Рейс подходил к концу. Три с половиной месяца, проведенные в Северной Атлантике на борту среднего рыболовного траулера (СРТ) «Рига», оставили в памяти неизгладимый облик спокойного и бушующего океана, постоянную сырость, хлюпанье воды по палубе кубрика, редкие выходные – это когда шторм был выше девяти баллов, и когда наш кораблик подходил к плавбазе сдавать пойманную рыбу.
Мы вышли в рейс 10 ноября 1958 года из порта Рига. Экипаж 21 человек, судно маленькое – 39 метров длиной и 7 метров шириной, зато осадка три с половиной метра, что обеспечивает нам устойчивость на волне.
Мой кубрик на баке, под палубой, вход по трапу через носовой кап. Здесь два кубрика, мой расположен по правому борту. В маленьком помещении две двухярусные койки, моя справа, нижняя, место надо мной не занято – одного члена экипажа нет. Я матрос первого класса, выпускник мореходки по специальности штурман дальнего плавания, но мне для получения рабочего диплома, позволяющего занять штурманскую должность, не хватает одного месяца морской практики. Поэтому я здесь.
Отход в 10 часов. Я на руле, отходом командует капитан. Перед отходом экипаж прощается с родными и близкими. Некоторых приходится выводить с судна под руки. Большинство команды в лёгком подпитии. Мне нельзя, я – будущий член командного состава судна, поэтому я стою за штурвалом, рядом стоит капитан и дирижирует отходом, одновременно отдавая команды морякам на палубе, в машинное отделение и мне.
Мы стоим правым бортом к причалу, после отдачи кормового швартова следуют команды:
– Право на борт! – это мне, и,
– Малый вперёд! – это в машину.
Корма потихоньку отваливает от причала.
– Руль прямо! – это мне,
– Малый назад! – в машину, – Отдать носовой! – морякам на палубе.
Последняя пуповина, связывающая нас с землёй, сбрасывается с причального кнехта в воду. Боцман быстро, чтобы сизаль каната не сильно промок, выбирает его на палубу, наматывая змейкой на судовой кнехт.

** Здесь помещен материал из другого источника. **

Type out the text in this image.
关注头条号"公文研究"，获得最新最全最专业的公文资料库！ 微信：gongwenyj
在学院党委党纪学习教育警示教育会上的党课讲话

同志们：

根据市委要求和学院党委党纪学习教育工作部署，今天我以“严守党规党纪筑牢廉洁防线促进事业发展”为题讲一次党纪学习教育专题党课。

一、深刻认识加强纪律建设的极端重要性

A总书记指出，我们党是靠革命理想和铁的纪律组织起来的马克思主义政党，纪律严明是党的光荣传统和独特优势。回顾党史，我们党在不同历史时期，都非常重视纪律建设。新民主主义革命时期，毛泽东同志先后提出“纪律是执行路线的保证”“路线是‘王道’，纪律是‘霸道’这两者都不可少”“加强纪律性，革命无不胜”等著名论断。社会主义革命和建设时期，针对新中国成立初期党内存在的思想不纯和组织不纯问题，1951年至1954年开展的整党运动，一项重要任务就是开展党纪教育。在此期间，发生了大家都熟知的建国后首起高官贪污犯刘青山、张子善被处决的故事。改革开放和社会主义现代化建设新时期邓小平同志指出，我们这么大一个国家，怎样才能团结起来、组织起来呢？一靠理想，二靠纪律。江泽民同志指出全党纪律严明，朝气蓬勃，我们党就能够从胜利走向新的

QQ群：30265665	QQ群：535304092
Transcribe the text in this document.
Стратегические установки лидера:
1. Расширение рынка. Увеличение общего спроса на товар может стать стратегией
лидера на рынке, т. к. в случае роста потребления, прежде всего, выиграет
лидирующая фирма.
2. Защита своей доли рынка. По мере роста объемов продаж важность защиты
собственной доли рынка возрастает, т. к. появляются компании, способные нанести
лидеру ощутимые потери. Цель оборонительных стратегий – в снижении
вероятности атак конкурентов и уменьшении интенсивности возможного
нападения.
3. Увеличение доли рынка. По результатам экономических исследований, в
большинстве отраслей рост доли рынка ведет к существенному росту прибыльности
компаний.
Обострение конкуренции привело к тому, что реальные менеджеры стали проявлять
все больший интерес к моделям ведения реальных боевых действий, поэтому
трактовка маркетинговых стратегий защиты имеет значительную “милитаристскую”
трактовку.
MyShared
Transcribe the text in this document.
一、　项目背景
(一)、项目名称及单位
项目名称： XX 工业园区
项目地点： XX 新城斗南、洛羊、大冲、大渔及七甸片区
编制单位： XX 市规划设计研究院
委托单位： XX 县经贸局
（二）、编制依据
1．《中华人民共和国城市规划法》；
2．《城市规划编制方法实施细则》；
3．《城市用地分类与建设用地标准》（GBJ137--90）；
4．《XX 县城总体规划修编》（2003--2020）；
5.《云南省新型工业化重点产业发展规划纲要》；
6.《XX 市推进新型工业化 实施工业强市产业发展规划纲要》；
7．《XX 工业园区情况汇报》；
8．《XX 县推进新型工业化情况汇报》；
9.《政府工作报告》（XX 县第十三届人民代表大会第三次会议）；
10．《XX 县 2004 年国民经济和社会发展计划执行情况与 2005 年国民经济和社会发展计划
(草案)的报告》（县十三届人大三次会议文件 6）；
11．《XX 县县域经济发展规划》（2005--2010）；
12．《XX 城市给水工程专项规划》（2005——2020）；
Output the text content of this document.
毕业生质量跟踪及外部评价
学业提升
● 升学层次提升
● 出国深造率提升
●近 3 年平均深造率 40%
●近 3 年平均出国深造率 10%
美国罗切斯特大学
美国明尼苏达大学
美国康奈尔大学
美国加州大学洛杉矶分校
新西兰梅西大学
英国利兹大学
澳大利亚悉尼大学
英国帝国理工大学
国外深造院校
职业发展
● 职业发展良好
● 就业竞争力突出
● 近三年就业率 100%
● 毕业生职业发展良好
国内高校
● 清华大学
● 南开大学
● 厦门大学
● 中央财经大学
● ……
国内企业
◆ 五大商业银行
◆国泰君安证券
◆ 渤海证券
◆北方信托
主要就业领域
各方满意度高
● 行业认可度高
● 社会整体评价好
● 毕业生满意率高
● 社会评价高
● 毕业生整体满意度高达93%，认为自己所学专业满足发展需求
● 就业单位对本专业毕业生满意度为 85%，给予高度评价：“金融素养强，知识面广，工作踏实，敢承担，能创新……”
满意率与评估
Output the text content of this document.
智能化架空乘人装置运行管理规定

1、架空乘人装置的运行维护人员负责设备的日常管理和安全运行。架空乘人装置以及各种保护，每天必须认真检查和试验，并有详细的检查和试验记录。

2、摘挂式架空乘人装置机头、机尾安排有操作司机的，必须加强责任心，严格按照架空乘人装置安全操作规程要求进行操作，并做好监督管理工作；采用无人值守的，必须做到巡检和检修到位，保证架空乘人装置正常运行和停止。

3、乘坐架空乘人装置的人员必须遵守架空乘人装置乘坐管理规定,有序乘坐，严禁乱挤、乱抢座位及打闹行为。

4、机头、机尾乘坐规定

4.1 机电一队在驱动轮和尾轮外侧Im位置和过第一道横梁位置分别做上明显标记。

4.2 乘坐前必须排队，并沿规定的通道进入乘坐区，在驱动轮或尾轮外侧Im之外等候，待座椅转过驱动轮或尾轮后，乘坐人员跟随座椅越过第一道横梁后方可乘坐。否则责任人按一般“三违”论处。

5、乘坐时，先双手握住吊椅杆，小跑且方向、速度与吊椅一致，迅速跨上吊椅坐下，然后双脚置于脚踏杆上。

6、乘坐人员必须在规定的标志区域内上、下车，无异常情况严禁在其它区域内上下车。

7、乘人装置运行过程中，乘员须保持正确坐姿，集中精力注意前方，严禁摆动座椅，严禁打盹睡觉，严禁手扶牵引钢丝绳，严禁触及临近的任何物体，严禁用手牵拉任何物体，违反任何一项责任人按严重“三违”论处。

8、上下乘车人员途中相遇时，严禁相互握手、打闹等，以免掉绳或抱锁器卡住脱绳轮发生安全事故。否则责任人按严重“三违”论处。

Корма ползёт на чистую воду.
– Стоп машина! Малый вперёд! – в машину,
– Лево на борт! – мне.
– Одерживай! – снова мне.
Я слежу, чтобы нос не рыскнул влево от линии выхода из маленькой бухты в Вецмилгрависе, это было бы позором для экипажа.
– Полный вперёд! – в машину.
Всё! Мы начинаем путь в океан, в зимнюю Северную Атлантику, в самый суровый район мирового океана, поэтому недаром самая нижняя марка осадки на наших судах, обозначается тремя буквами ЗСА, зимой в Северной Атлантике; судовладелец не имеет права загружать судно выше этой марки в это время года.
День хмурый, изредка налетает мелкий холодный дождик.
Прошлой ночью стоял на вахте и видел, как в свете палубного прожектора по носовому швартову на берег, бесстрашно перепрыгивая через антикрысиные щиты на нём, убегают крысы. Одна сорвалась в воду, но бодро вынырнула и быстро поплыла к берегу.
Плохой признак, однако.
Судно, хотя и носит гордое название столицы Латвии, пожилое. В льялах постоянно накапливается вода, особенно много собирается в носовом отсеке, где наш кубрик, здесь она начинает выступать на полу. Следовательно, где-то в носовой части корпуса есть трещина.